Ardenwood Farm sees Monarch butterfly boom

January 9, 2012 8:30:17 PM PST
Monarch butterflies flock to California's coastline each winter and right now, they're here in record numbers. There's a big surge among the butterfly that is one of nature's great mysteries.

At first glance, they look like clumps of leaves, hanging high in a eucalyptus grove. However, if you look closely and you'll see what may be the biggest population of Monarch butterflies that Ardenwood Historic Farm has ever seen.

"We had 4,188 butterflies," said Ira Bletz, a supervising naturalist. That count is about 10 times the amount from the year before. "And more than we've had in the past 10 years."

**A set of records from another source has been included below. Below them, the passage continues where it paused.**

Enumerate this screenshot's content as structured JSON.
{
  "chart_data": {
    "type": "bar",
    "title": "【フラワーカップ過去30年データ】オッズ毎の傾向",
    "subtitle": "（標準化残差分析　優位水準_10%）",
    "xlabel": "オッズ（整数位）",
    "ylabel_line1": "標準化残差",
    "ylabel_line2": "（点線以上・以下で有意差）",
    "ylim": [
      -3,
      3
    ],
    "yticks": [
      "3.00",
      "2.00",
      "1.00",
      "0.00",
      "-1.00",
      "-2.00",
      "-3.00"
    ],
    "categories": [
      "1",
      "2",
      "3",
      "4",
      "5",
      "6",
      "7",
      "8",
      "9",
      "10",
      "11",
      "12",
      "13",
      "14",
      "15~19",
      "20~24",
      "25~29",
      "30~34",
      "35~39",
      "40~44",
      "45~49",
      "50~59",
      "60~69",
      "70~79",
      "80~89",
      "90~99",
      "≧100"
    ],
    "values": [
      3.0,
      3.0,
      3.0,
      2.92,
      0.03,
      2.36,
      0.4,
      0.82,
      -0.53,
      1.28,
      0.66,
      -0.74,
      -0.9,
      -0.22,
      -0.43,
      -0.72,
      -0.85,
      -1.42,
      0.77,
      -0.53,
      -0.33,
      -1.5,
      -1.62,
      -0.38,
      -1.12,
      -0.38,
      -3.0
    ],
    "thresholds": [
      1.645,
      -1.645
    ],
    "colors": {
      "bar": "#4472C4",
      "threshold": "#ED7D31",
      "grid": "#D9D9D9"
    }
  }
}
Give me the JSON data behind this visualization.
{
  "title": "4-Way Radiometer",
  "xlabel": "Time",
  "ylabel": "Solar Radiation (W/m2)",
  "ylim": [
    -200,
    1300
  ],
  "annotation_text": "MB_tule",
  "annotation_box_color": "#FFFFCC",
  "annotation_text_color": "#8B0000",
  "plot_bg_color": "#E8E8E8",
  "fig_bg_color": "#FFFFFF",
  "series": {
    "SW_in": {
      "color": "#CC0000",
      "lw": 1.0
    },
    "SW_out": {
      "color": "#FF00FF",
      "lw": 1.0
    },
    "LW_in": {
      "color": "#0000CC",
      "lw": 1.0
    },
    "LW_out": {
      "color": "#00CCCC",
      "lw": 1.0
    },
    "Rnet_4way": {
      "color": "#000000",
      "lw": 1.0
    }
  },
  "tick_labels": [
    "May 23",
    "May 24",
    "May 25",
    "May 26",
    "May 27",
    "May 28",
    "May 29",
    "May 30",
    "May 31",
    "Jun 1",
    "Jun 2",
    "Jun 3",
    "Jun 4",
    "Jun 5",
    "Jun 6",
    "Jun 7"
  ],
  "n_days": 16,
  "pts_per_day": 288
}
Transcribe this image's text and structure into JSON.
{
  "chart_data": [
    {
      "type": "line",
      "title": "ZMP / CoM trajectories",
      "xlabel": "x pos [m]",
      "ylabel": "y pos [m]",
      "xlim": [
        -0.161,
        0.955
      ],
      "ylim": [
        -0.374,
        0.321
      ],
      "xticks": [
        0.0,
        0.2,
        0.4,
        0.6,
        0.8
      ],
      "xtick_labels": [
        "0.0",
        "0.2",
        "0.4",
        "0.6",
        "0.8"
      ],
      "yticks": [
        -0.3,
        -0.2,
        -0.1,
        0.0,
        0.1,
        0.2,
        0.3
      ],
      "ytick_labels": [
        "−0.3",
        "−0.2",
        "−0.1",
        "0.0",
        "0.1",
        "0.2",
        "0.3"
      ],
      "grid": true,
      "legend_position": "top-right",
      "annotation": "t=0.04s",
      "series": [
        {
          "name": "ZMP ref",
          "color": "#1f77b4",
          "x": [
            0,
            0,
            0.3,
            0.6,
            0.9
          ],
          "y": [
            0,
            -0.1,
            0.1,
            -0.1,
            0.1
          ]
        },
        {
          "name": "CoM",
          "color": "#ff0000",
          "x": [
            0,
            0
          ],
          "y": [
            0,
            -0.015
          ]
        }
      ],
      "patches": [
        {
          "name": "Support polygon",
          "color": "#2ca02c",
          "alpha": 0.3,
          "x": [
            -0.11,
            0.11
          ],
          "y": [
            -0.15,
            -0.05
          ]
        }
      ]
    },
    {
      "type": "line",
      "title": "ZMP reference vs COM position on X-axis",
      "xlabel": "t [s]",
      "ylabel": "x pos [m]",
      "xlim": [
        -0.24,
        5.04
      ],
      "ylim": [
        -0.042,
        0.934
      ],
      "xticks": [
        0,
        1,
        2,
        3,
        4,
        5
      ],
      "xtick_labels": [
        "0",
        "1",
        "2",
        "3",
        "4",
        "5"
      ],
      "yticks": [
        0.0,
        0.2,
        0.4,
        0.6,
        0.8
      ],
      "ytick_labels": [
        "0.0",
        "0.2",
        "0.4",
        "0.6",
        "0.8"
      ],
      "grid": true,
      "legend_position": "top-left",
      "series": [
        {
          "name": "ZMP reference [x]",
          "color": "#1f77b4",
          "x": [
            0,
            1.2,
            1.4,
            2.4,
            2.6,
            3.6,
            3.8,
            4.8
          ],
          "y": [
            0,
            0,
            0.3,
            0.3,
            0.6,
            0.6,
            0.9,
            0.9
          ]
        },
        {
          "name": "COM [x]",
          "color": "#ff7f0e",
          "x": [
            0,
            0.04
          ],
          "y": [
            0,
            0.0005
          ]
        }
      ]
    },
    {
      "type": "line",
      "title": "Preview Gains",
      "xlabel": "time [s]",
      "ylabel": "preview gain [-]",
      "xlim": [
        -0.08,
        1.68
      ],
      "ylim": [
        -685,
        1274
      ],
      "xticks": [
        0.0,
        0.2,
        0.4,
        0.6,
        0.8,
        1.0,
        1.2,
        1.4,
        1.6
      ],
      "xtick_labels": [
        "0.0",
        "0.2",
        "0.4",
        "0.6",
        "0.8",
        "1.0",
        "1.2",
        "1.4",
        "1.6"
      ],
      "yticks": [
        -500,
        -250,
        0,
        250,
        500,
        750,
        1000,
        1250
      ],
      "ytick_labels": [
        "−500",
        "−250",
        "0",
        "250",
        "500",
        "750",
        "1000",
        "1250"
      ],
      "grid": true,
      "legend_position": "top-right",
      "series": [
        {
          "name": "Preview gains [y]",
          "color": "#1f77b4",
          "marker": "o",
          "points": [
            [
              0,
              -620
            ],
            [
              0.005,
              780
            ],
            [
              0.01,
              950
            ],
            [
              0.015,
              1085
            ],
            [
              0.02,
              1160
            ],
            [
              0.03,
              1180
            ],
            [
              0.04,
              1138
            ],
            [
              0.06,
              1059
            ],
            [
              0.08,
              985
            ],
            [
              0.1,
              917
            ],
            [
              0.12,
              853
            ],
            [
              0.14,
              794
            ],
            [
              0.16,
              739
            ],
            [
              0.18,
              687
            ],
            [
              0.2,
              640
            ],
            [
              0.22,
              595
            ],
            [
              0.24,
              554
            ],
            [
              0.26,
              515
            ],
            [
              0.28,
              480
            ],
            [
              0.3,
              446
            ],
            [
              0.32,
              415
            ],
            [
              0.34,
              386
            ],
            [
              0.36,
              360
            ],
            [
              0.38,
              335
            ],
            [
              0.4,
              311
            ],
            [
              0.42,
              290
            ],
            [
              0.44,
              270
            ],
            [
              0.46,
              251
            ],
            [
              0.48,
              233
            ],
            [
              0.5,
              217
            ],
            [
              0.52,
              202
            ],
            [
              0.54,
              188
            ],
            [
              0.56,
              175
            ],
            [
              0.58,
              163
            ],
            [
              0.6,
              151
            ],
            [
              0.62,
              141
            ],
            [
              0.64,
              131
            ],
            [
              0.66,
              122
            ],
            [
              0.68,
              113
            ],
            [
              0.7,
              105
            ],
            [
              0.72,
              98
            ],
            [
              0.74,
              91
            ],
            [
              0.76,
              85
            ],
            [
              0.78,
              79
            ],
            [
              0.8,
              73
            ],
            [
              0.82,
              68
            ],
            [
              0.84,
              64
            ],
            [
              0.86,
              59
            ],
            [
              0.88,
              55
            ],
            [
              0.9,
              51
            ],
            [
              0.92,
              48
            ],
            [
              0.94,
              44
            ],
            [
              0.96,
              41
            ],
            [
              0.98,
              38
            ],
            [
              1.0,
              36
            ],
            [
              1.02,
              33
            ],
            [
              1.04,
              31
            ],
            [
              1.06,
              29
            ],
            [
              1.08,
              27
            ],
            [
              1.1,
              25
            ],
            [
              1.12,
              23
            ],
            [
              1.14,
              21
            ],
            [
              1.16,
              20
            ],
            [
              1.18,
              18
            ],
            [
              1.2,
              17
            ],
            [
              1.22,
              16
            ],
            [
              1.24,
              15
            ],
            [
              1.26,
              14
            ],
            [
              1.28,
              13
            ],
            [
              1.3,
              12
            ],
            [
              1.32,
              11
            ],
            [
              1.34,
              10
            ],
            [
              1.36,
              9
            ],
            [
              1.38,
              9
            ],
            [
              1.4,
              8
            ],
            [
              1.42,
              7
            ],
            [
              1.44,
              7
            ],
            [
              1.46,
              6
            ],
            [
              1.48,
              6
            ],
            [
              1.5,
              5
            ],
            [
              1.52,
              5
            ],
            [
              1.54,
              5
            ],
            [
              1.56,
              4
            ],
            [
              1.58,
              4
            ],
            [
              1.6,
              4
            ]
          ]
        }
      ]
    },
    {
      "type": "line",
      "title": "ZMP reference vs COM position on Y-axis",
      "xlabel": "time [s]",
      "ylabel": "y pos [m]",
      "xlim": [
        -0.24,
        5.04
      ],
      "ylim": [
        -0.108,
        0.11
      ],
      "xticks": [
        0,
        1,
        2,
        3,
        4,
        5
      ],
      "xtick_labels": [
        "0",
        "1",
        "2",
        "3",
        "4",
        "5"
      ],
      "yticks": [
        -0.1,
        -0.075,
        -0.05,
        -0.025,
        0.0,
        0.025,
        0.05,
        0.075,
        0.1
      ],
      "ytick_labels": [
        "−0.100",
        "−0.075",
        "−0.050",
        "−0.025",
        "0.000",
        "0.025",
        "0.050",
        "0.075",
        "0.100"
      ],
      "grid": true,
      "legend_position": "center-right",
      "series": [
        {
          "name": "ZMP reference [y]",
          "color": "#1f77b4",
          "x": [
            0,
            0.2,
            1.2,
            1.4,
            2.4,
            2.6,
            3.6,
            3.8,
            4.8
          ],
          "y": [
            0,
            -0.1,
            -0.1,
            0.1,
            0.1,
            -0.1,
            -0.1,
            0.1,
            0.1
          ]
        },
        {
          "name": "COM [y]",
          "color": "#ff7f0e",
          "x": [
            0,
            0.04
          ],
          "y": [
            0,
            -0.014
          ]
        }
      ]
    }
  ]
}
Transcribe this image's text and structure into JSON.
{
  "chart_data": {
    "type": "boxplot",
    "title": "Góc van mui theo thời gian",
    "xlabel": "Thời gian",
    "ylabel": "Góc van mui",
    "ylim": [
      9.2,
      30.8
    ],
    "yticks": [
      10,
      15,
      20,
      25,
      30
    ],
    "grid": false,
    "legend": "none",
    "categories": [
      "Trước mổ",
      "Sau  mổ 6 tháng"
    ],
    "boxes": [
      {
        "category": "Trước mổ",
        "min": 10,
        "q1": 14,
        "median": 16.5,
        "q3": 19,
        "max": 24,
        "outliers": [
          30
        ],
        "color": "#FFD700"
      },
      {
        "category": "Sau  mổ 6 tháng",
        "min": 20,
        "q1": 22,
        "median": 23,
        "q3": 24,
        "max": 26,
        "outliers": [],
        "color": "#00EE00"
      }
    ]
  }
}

Naturalists say it's possible last year's rainfall caused a spike in the growth of the milkweed plant where monarchs lay their eggs, which looks like a little white pinprick that will hatch into a caterpillar. Those caterpillars will eat the milkweed nonstop for 15 days, before starting its transformation.

Most Monarchs live only a few weeks, but each year, one generation will live for six months -- migrating across the country to where the climate is just right. These butterflies have come from as far east as the Rocky Mountains and as far north as British Columbia.

To survive the winter, Monarch butterflies need a ring of trees that's shielded from the wind, but lets in just enough sunlight to keep them warm. And the thing is they don't go looking for it, they just seem to know where it is.

"They've never been here before, they've never seen any other butterflies coming here, but somehow they find their way to specific spots, and they come there to spend the winter," said Bletz.

Because they come from all over, the population surge tells a story far bigger than this grove in Fremont.

"Monarch butterflies are really an indicator of a healthy environment. A good population indicates that things are going well all across the western us," said Bletz.

And in February, they'll head back out across the country to lay their eggs and let the cycle begin again.

These butterflies will not return here, but their great-great-grandchildren will come back next fall to spend the winter here in our eucalyptus grove," said Bletz.